11. Es bleibt das Quantitativum zu prüfen. Als Grundlage für die geltend gemachte Forderungssumme reichte die Klägerin einerseits Pensionärsabrechnungen aus dem Jahr 2003 (Urk. 2/3 bis Urk. 2/9) von sieben verschiedenen Personen ein und anderseits eine Aufstellung mittels einer Excel-Datei betreffend sechs Personen. Lediglich betreffend die vier Pensionärinnen D.___, E.___, F.___ und G.___ sind sowohl die Pensionärsabrechnungen als auch die Excel-Aufstellung in den Akten, sodass lediglich für diese vier Personen die Rückforderungssumme nachvollzogen werden kann. Für diese vier Pensionärinnen errechnete die Klägerin einen gesamten Brutto-Rückforderungsbetrag von Fr. 1'874.48 (Fr. 272.04 + Fr. 405.14 + Fr. 127.14 + Fr. 1070.16). Zieht man die Mehrwertsteuer von 7,6 % sowie die von der Klägerin zugestandenen Kosten für das Handling von 10 % ab, so ergibt sich bezüglich dieser vier erwähnten Pensionärinnen ein effektiv zurückzuerstattender Betrag von Fr. 1'544.60. Die Klage ist demgemäss in dieser Höhe gutzuheissen.
12. Die Kosten- und Entschädigungsfolge richtet sich nach den Bestimmungen des entsprechenden Absatzes der Zivilprozessordnung (§ 52 GSVGer). Gemäss § 64 Abs. 1 und 2 der Zivilprozessordnung werden die Gerichtskosten in der Regel der unterliegenden Partei auferlegt. Obsiegt keine Partei vollständig, werden die Kosten verhältnismässig verteilt. Bei einem Streitwert von rund Fr. 2'300.-- ist diese auf Fr. 360.-- anzusetzen. Da die Klägerin materiell in der Sache obsiegt, rechnerisch indessen nur rund die Hälfte des eingeklagten Betrages zugesprochen erhält, rechtfertigt es sich, dass die Kosten den Parteien je zur Hälfte auferlegt werden.
Das Schiedsgericht erkennt:
1. Die Klage wird teilweise gutgeheissen und die Beklagte verpflichtet, der Klägerin für zuviel bezahlte Rechnungen betreffend Inkontinenzprodukte von vier Pensionärinnen Fr. 1544.60 zurückzuerstatten.
2. Die Kosten des Verfahrens, bestehend aus:
Spruchgebühr: Fr. 360.--
Schreibgebühren: Fr. 230.--
Vorladungsgebühren: Fr. 60.--
Zustellungsgebühren: Fr. 190--
Total: Fr. 840.--
werden den Parteien je zur Hälfte aufgelegt.
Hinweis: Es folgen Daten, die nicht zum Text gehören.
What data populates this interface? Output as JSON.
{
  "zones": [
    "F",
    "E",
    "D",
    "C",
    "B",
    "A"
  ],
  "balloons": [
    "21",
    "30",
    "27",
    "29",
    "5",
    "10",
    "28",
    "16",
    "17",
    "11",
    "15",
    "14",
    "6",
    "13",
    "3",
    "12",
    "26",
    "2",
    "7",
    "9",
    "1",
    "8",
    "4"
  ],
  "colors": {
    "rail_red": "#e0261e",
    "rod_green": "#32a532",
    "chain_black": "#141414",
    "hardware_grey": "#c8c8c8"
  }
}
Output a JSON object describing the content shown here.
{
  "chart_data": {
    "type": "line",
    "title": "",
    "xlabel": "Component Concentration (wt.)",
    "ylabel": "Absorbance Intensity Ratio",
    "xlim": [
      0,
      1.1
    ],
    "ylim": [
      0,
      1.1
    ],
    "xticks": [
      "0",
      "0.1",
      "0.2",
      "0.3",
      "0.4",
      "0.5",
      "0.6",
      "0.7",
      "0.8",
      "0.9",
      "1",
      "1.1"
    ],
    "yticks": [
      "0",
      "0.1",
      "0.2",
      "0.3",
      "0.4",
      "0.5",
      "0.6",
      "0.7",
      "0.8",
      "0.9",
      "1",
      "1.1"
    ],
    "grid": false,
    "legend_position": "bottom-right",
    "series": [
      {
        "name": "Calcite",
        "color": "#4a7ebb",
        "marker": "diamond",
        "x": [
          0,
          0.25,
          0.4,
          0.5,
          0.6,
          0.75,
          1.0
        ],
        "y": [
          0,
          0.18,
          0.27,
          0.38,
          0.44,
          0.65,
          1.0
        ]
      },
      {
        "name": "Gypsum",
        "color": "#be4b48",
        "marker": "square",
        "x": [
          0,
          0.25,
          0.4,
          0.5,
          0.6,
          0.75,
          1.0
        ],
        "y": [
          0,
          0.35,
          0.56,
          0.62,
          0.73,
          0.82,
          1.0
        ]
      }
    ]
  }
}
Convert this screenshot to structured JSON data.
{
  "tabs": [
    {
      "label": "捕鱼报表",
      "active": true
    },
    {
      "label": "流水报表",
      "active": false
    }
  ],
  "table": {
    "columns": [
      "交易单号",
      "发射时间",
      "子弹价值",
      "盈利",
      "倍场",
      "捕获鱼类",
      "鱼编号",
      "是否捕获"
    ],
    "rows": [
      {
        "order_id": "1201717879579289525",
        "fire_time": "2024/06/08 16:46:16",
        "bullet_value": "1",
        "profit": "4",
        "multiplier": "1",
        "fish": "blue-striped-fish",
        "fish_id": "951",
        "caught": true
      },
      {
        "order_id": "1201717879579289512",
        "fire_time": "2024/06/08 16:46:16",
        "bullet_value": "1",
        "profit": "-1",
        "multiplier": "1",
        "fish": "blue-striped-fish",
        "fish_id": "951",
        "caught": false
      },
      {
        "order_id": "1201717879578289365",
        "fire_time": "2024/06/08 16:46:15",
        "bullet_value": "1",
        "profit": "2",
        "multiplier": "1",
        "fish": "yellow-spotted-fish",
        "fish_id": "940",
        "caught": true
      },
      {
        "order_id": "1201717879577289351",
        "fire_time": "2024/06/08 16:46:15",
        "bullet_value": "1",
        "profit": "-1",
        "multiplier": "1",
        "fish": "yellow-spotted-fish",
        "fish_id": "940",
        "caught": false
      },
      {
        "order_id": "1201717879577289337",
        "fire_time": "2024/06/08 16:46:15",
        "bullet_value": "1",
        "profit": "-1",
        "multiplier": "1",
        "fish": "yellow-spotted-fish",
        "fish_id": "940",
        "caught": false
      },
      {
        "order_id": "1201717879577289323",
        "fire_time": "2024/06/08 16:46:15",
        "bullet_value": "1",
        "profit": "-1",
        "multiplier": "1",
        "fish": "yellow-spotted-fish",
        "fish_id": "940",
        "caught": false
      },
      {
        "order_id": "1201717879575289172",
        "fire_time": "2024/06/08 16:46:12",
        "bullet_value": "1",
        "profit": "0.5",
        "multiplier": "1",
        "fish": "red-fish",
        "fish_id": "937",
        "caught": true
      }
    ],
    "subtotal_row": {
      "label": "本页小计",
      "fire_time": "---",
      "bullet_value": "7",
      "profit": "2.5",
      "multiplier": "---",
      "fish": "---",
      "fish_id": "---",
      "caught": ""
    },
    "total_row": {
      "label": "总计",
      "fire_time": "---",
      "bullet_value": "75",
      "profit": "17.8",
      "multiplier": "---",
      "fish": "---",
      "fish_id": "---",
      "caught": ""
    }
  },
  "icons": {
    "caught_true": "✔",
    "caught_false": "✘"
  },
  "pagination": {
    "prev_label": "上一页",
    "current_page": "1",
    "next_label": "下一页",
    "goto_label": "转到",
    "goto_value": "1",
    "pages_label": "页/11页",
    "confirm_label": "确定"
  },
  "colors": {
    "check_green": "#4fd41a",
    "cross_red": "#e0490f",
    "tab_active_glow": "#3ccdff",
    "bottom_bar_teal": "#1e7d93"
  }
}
Rechnung und Einzahlungsschein werden der Kostenpflichtigen nach Eintritt der Rechtskraft zugestellt.
3. Zustellung gegen Empfangsschein an:
- V.___
- Vorsteher des Departements B.___
- Bundesamt für Gesundheit
- Gesundheitsdirektion des Kantons Zürich
sowie an:
- Gerichtskasse (nach Eintritt der Rechtskraft)
4. Gegen diesen Entscheid kann innert 30 Tagen seit der Zustellung beim Eidgenössischen Versicherungsgericht Verwaltungsgerichtsbeschwerde eingereicht werden.
Die Beschwerdeschrift ist dem Eidgenössischen Versicherungsgericht, Schweizerhofquai 6, 6004 Luzern, in dreifacher Ausfertigung zuzustellen.
Die Beschwerdeschrift hat die Begehren, deren Begründung mit Angabe der Beweismittel und die Unterschrift der beschwerdeführenden Person oder ihres Vertreters zu enthalten; die Ausfertigung des angefochtenen Entscheides und der dazugehörige Briefumschlag sowie die als Beweismittel angerufenen Urkunden sind beizulegen,
soweit die beschwerdeführende Person sie in Händen hat (Art. 132 in Verbindung mit Art. 106 und 108 OG).